Two Polyhedral Combinatorics Problems from Network Information Theory

Prof. Tie LIU
Texas A & M University, USA
Wednesday, 14 May, 2014
3:30 - 4:30pm
Room 833, Ho Sin Hang Engineering Building, The Chinese University of Hong Kong

Polyhedral combinatorics refers to the problems of establishing the equivalence between a parametric description and a (canonical) half-space representation of a given (high dimensional) polyhedron. This talk discusses two polyhedral combinatorics problems arising naturally from the context of network information theory: one on characterizing the latency capacity region of broadcast channels, and the other on characterizing the symmetrical projections of the entropy regions. These two examples highlight the fact that network information theory is not only an ample source of interesting polyhedral combinatorics problems, but also sheds important insight on the solutions of these problems.


Tie Liu was born in Jilin, China in 1976. He received his B.S. (1998) and M.S. (2000) degrees, both in Electrical Engineering, from Tsinghua University, Beijing, China and a second M.S. degree in Mathematics (2004) and Ph.D. degree in Electrical and Computer Engineering (2006) from the University of Illinois at Urbana-Champaign. Since August 2006 he has been with Texas A&M University, where he is currently an Associate Professor with the Department of Electrical and Computer Engineering. His primary research interest is in understanding the fundamental limits of communication and cryptographic systems via the lens of information theory and leveraging these understanding into efficient engineering designs.  
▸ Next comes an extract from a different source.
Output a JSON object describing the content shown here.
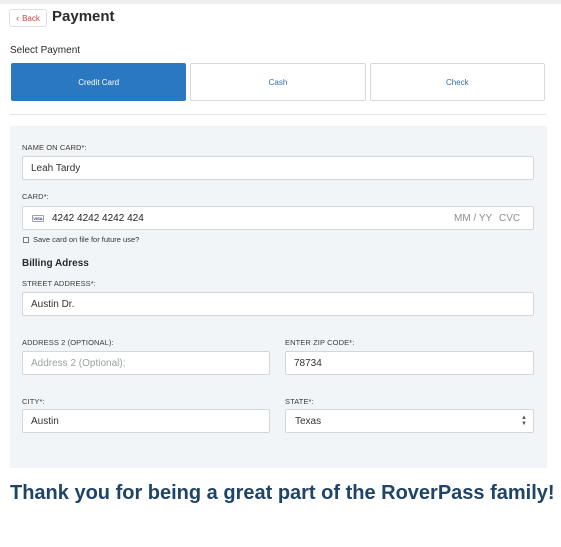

Dr. Liu received an M. E. Van Valkenburg Graduate Research Award (2006) from the University of Illinois at Urbana-Champaign and a Faculty Early Career Development (CAREER) Award (2009) from the National Science Foundation. He was a Technical Program Committee Co-Chair for the 2008 IEEE Global Communications Conference (GLOBECOM) and a General Co-Chair for the 2011 IEEE North American School of Information Theory. He currently serves as an Associate Editor for Shannon Theory for the IEEE Transactions on Information Theory.